I wonder if it was necessary, in order to put forth the immense effort needed to earn a degree and professional certification, to believe that these things say more about my ability than they really do. Hearing people, including my family members and the people who are usually responsible for hiring me, typically consider me an expert because I have a degree and a certification after my name. It’s tempting for me to do the same. It’s tempting to resent having to prove myself anew to each customer and each colleague I meet. It’s tempting to feel betrayed by the institutions that authorized my entry to practice, knowing that savvy customers consider me competent in spite of my paper qualifications, not because of them.
Is Rigid About Best Practices and Industry Standards.
There’s a fine line between what I need in order to do my work well and what I want in order to make it easier. I often lose sight of that line. I insist on industry standards like going rates, cancellation policies, two-hour minimums, and best practices like requiring a teammate and prep materials as if these were all cast in stone, even at times when there might be a good reason to waive or modify them. I also don’t want to legitimize disreputable agencies that don’t follow standards, even when this may cause customers whose are stuck with those agencies to suffer. This is another issue on which this Mr. Hyde like character and I go ’round and ’round.
Maintains Faulty Expectations of a Profession, a Career and a Business.
I was raised to expect that a profession would provide all of my material comfort, and that at some point I would cease having to defend or prove my expertise. I expected I could pursue a career ladder in my own best interests, and that there would always be a higher rung to reach for. I expected that as a businessman I would be expected to prioritize maximizing profit, at least slightly, ahead of all other considerations.
These unexamined expectations clash with my reality even during flush times, but significantly more so in the current economic climate, with an ever-expanding roster of gatekeepers to the work. The situation has become dire for some colleagues, and the volume of my work is trending in same direction. What happens when my profession can no longer provide the same income? How do I continue to provide customer-centered service while dealing with the financial hardship, the blow to my professional ego, and the feeling of betrayal by my industry?
I think that understanding and seriously altering my expectations, learning to live with less to the extent that I can, is the best thing I can do to avoid having to make choices out of desperation while I work with my community to make things better. I also wonder whether it’s viable to continue bringing new practitioners into the field, or into specific markets, expecting that we will all continue to be able to support ourselves solely as sign language interpreters.
The upshot: A schema roughly bounded by concepts like profession, career, and business fosters expectations of the rewards for my work- expectations of which I’m mostly unaware, yet which can thwart the interests of my customers.
Living With Duality
One last observation about this enemy in the mirror: he resists thinking about issues like these because he thinks they entail a life of constant apology.

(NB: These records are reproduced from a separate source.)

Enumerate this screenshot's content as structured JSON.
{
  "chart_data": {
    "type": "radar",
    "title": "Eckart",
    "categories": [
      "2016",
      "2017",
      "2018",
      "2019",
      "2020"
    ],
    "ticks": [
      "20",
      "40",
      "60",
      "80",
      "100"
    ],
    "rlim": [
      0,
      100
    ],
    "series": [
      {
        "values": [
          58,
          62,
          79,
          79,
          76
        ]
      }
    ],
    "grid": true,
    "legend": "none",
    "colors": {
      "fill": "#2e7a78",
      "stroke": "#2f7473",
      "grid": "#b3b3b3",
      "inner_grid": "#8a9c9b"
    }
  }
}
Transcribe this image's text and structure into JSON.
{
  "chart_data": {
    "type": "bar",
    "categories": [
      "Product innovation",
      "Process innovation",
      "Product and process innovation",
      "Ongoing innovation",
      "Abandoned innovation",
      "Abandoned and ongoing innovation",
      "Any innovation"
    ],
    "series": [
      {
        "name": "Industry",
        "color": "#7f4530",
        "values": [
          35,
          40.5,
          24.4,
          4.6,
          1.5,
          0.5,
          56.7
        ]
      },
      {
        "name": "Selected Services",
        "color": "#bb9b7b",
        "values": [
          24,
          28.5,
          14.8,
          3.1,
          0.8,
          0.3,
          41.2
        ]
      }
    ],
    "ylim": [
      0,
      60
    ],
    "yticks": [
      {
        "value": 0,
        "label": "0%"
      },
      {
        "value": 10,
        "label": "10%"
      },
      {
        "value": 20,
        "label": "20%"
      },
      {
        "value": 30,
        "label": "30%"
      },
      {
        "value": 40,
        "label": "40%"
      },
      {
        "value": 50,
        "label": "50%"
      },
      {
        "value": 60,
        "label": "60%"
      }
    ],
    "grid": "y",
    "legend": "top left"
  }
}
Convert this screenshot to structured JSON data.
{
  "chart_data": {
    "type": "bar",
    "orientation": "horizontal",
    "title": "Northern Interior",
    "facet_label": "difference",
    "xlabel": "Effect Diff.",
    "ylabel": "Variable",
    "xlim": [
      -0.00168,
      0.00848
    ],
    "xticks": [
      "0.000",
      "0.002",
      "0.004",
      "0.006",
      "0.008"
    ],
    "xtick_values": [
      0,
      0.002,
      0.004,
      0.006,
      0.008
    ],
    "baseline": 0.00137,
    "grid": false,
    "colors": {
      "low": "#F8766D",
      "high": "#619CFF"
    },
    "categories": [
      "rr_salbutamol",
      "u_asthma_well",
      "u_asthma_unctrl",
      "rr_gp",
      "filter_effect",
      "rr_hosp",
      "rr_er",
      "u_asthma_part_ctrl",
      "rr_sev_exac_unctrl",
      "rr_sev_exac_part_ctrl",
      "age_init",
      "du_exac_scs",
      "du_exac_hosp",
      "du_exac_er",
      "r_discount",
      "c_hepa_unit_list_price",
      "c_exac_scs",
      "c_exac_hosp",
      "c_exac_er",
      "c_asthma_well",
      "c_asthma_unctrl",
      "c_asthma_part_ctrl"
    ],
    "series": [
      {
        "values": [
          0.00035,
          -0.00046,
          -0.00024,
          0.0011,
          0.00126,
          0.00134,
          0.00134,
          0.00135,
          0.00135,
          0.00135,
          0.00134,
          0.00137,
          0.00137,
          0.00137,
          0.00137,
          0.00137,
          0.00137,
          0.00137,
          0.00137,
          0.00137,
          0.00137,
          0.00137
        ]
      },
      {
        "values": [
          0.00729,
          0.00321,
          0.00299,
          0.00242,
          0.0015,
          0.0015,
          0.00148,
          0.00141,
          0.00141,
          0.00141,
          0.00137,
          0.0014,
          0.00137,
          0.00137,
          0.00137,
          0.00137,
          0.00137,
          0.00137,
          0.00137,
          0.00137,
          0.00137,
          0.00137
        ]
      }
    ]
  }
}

I’m not sure I’ll ever fully understand my duality as both ally and enemy in the lives of Deaf people without some measure of guilt. Like many members of privileged groups, I hope to learn the right way to behave toward an oppressed group—once— and never again have to feel unsure of myself or guilty about my privilege. I seek constant validation as “one of the good ones.” I believe this takes a psychic toll on Deaf people, though—even those who know me well and truly value what I have to offer—when I deny there’s a shadow cast by even my worthiest efforts.
I can only hope to be an effective ally against an enemy opposing Deaf people’s interests when I understand how “he is us,” and in some ways always will be. When I demonstrate a fuller understanding of both what I give and what I take, it is returned by Deaf people, not with a sneering pleasure at my knowing my place, but with greater trust, friendship, and welcome.